Инспектор Брук и четверо полицейских уже стояли перед зданием. Они были в плащах, как и Джим, и казалось, что они всё делают и говорят как-то мимоходом, думая о чём-то совсем ином. Они расселись молча, сел и инспектор Брук и сообщил Джиму адрес. Джим включил мотор и, не сказав ни слова, поехал; он никогда ни о чём не спрашивал, ничему не удивлялся и не делал никаких замечаний — за это его и любили.
Дождь усиливался, небо над Нью-Джерси быстро потемнело. Это был неприятный вечер 17 февраля 1954 года. Как раз в тот момент, когда вспыхнули уличные огни, Джим затормозил. Машина, чуть забуксовав на мокром, асфальте, остановилась. Было семь часов.
Инспектор Брук и трое парней вылезли из машины, перешли улицу и вошли в дом напротив. Джим погасил фары и включил стоп-сигнал. Его сосед, который не вышел с Бруком, зажёг сигарету и протянул пачку Джиму; Джим поблагодарил и тоже закурил. Они сидели в вечерней тишине, молчали и курили. Машина наполнилась дымом. Капли барабанили по крыше автомобиля и стекали по ветровому стеклу, мешая смотреть. Минут через двадцать сосед Джима достал часы и сказал:
— Что-то долго… Чёртовы сопляки.
Джим ничего не ответил. Его немножко удивило, что этот человек таким странным голосом, будто через силу, говорит о каких-то «сопляках». Вряд ли это относилось к инспектору Бруку и его коллегам. Джим взглянул на него. Он знал этого человека по двум-трём выездам. Это был довольно крупный мужчина лет сорока, с худощавым, не лишённым привлекательности лицом. Когда он засовывал часы обратно в карман жилета, цепочка запуталась у него между пальцами, и Джим заметил, что его рука дрожит. Старомодные часы были немножко неожиданными у человека такой профессии.
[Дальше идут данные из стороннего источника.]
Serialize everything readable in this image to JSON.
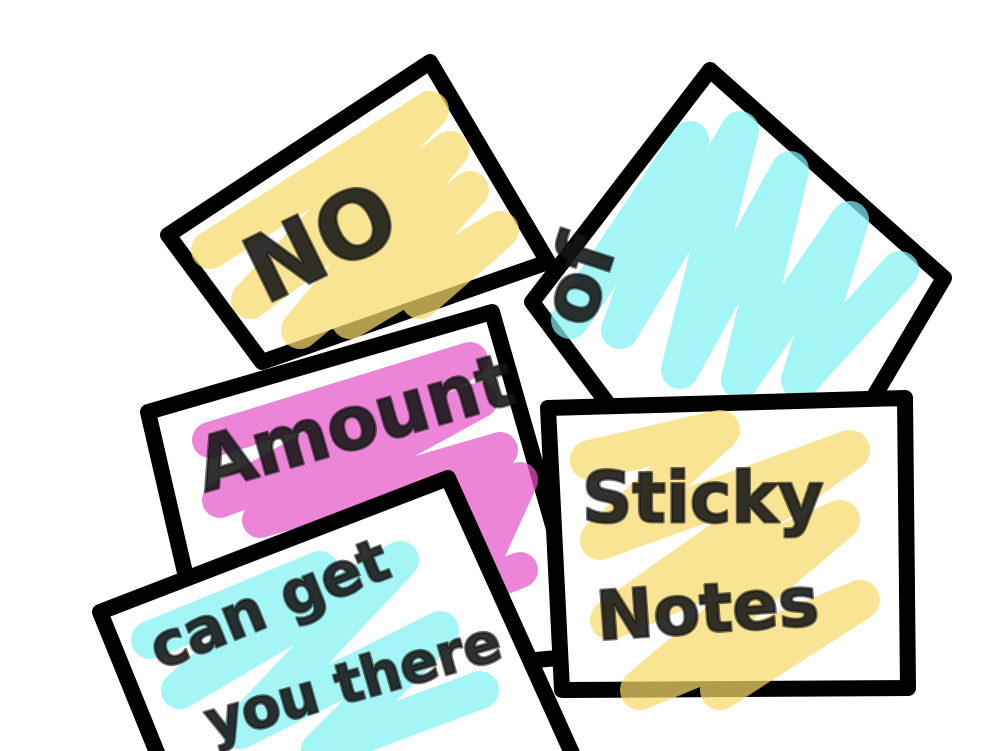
{
  "colors": {
    "background": "#ffffff",
    "outline": "#000000",
    "ink": "#141414",
    "yellow": "#f6d96a",
    "cyan": "#80f1f3",
    "magenta": "#e455c8"
  },
  "notes": [
    {
      "id": "no",
      "text": "NO",
      "highlight": "yellow"
    },
    {
      "id": "of",
      "text": "of",
      "highlight": "cyan"
    },
    {
      "id": "amount",
      "text": "Amount",
      "highlight": "magenta"
    },
    {
      "id": "sticky",
      "text": "Sticky",
      "highlight": "yellow"
    },
    {
      "id": "notes",
      "text": "Notes",
      "highlight": "yellow"
    },
    {
      "id": "canget",
      "text": "can get",
      "highlight": "cyan"
    },
    {
      "id": "youthere",
      "text": "you there",
      "highlight": "cyan"
    }
  ]
}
Ещё четверть часа они сидели молча. Шумел дождь, холодный зимний дождь, к тому же поднялся ветер, так что сидящим в машине казалось, что их окатывает струёй из брандспойта.
— Что они так долго возятся? — снова сказал сосед Джима. Быть может, он ощущал потребность говорить, чтобы не чувствовать в эту минуту одиночества: он предложил Джиму ещё одну сигарету и заглянул ему в глаза. Вероятно, он завидовал его спокойствию и равнодушию или хотел понять, о чём Джим думает.
— Вы знаете, где мы? — спросил он вдруг подозрительно и, когда Джим, удивившись, ответил утвердительно, повторил громче и настойчивее: — Знаете, за кем мы приехали?
— Это, собственно, меня не касается, — ответил Джим неуверенно. Хотя этот человек и не был начальником, он мог донести Бруку.
Сосед не ответил; он заёрзал на сиденье, вытащил из-под себя полы смятого пальто и плотнее закутался в него, потом снова откинулся на спинку и сказал:
— Мы приехали за детьми Розенбергов.
Джим затянулся сигаретой и попытался выпустить дым колечками, но это ему не удалось. Дети Розенбергов… Джим выпрямился, быстро вынул сигарету изо рта, взглянул на соседа и спросил:
За детьми Юлиуса и Этель Розенбергов?..
— Да, — ответил полисмен, — за детьми казнённых Розенбергов. За Майклом и Робертом Розенберг.
«Ни о чём не спрашивай, — упорно думал Джим, — ты здесь только шофёр, и ничего больше. И при первой возможности ты снова вернёшься на фабрику. Молчи, не суйся, это не твоё дело, сиди, а когда прикажут, включай мотор, за это тебе платят деньги. Держи язык за зубами, держи язык за зубами, этим ты завоевал хорошую репутацию, за это тебя любят».